At one point, he nearly quit football to work full-time at his brother’s barbecue stand until his coach arranged a janitorial job at Carver so he could earn money and still play, which meant long days of cleaning, classes, and late practices.​

During a period when his mother’s health and living situation forced a move, Faulk even lived away from her so he could stay at Carver and keep playing, a choice that underscored how much football had become his path out of the projects. Those sacrifices set the stage for college recruiters to finally notice a star in a small, overlooked program.

College stardom and Hall of Fame career

San Diego State gave Faulk his shot, and he became one of the most explosive backs in college football history and a Heisman Trophy finalist. The Indianapolis Colts made him the No. 2 overall pick in the 1994 NFL Draft, launching a pro career that later flourished with the St. Louis Rams’ “Greatest Show on Turf.”

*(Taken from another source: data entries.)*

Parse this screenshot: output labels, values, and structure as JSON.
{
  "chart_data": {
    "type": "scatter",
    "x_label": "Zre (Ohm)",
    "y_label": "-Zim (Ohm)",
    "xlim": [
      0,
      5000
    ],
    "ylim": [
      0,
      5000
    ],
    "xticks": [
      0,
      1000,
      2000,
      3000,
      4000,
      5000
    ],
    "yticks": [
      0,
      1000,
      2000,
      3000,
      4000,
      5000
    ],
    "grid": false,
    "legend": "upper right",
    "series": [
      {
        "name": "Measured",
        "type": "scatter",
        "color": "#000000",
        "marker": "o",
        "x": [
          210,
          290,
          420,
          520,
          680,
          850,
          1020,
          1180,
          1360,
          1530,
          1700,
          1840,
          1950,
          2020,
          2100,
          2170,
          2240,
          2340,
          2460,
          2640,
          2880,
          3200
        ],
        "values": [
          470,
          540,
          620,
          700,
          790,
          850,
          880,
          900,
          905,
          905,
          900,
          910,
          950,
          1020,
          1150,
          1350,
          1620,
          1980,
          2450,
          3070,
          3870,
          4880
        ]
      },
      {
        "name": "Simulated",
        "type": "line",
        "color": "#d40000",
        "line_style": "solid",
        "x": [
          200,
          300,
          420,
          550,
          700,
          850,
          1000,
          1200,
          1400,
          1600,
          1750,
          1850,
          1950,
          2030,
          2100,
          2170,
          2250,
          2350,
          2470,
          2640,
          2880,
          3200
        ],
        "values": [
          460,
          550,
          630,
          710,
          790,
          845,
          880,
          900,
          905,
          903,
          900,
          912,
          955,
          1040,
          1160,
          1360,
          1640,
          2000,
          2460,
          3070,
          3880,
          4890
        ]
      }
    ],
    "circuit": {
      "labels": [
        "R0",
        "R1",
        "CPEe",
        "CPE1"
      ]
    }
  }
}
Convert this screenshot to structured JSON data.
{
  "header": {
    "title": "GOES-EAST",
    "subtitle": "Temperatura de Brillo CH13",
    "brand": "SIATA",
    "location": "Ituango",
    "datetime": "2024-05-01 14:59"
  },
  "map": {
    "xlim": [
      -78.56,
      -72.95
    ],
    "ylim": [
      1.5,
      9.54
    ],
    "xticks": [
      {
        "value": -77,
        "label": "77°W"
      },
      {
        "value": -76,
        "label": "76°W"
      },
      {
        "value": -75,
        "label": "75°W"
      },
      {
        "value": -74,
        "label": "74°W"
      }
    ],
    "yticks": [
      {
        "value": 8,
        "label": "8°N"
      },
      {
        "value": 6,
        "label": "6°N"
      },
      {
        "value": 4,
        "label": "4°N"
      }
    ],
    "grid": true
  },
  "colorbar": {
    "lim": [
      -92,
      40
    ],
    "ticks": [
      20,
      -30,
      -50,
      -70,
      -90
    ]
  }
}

He won an NFL MVP, a Super Bowl ring, seven Pro Bowl nods, and eventually induction into both the College and Pro Football Halls of Fame, turning a childhood of economic hardship into a multimillion‑dollar, legacy‑defining career.

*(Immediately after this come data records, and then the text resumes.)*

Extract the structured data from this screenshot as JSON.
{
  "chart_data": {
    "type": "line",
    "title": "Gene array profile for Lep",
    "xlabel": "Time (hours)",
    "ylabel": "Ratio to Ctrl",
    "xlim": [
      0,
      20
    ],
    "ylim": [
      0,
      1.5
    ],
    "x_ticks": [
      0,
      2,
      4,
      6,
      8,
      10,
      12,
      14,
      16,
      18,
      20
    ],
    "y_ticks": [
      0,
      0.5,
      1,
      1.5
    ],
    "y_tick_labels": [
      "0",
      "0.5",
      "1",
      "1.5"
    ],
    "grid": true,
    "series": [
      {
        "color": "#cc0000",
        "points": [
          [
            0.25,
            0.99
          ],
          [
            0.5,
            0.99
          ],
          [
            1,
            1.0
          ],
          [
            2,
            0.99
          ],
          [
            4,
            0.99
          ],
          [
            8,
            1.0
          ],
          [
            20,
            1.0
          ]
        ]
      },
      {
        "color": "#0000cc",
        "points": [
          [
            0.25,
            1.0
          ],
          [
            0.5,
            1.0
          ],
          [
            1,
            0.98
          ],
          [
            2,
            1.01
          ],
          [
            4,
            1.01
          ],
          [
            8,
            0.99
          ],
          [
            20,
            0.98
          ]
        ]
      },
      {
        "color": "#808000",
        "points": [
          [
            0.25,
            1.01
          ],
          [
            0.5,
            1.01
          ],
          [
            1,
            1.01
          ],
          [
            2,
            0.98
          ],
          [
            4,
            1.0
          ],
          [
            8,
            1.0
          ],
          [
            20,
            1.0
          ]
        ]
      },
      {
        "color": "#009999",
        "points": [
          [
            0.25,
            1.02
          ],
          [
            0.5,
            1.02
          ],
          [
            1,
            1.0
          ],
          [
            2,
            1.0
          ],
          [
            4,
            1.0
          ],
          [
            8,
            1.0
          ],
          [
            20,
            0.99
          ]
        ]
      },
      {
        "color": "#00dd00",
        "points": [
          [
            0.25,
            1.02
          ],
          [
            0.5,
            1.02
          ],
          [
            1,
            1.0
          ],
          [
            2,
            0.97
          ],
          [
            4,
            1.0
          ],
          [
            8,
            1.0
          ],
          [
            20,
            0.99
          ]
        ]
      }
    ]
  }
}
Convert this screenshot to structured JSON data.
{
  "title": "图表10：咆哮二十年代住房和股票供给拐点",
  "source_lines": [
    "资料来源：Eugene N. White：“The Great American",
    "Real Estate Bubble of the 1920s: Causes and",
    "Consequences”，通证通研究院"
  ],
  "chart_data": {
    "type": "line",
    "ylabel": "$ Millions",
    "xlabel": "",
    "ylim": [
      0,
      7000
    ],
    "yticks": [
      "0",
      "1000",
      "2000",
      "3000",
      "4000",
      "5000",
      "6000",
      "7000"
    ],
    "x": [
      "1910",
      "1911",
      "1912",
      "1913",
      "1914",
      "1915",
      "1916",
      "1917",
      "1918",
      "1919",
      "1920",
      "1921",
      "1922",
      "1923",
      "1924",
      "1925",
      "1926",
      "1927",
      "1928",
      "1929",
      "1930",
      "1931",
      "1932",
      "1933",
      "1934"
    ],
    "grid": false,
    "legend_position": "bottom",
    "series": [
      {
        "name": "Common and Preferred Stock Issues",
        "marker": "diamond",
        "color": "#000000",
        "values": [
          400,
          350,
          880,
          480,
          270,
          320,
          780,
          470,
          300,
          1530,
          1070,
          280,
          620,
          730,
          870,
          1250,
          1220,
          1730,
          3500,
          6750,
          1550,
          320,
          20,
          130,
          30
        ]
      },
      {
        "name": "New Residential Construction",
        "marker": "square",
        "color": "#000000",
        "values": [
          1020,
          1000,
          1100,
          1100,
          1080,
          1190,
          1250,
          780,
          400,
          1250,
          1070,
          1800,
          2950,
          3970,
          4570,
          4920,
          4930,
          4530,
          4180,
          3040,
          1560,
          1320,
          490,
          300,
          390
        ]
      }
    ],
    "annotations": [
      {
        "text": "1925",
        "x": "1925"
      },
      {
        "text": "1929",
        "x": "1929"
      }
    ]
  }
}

Even as his wealth and profile grew, he continued to return to New Orleans and George Washington Carver High to support students and emphasize education and smart choices.

Prominence and the Deion blueprint

Sanders showed what a Hall of Fame name can do for an HBCU: at Jackson State, he drove record FCS attendance, boosted national TV coverage, and helped land top‑tier recruits who previously would not have considered an HBCU.

His presence turned JSU games into major events and raised the profile of the entire SWAC, proving that a single star coach can change the economic and recruiting landscape for a program and its conference.

Southern is explicitly trying a version of that model by hiring Faulk, a Hall of Famer who just spent a season learning directly under Sanders at Colorado and can lean on him as a resource. Faulk’s New Orleans roots, NFL fame, and media‑friendly persona give Southern a recruiting pitch and national storyline that mirrors the “Deion effect” in scale, even if the personalities are different.

Star‑studded first press conference

Faulk’s introduction at Southern was less a routine media availability and more a show of force about what the program wants to become. Pro Football Hall of Famer Aeneas Williams, a Southern alum and Faulk’s former Rams teammate, played a central role, publicly relaying how Deion Sanders urged Faulk to pursue and accept the job if it was in his heart.

Former NBA champion and Southern alumnus Avery Johnson also flew in, calling it a pivotal moment for Southern football and noting he had never before traveled just to attend a football press conference, which underscored the significance of Faulk’s hire.

With local legends, Hall of Famers, and high‑profile alumni surrounding him, Faulk’s first day on the job sent a clear message: Southern expects his story and star power to lift the Jaguars the way Sanders’ presence transformed Jackson State.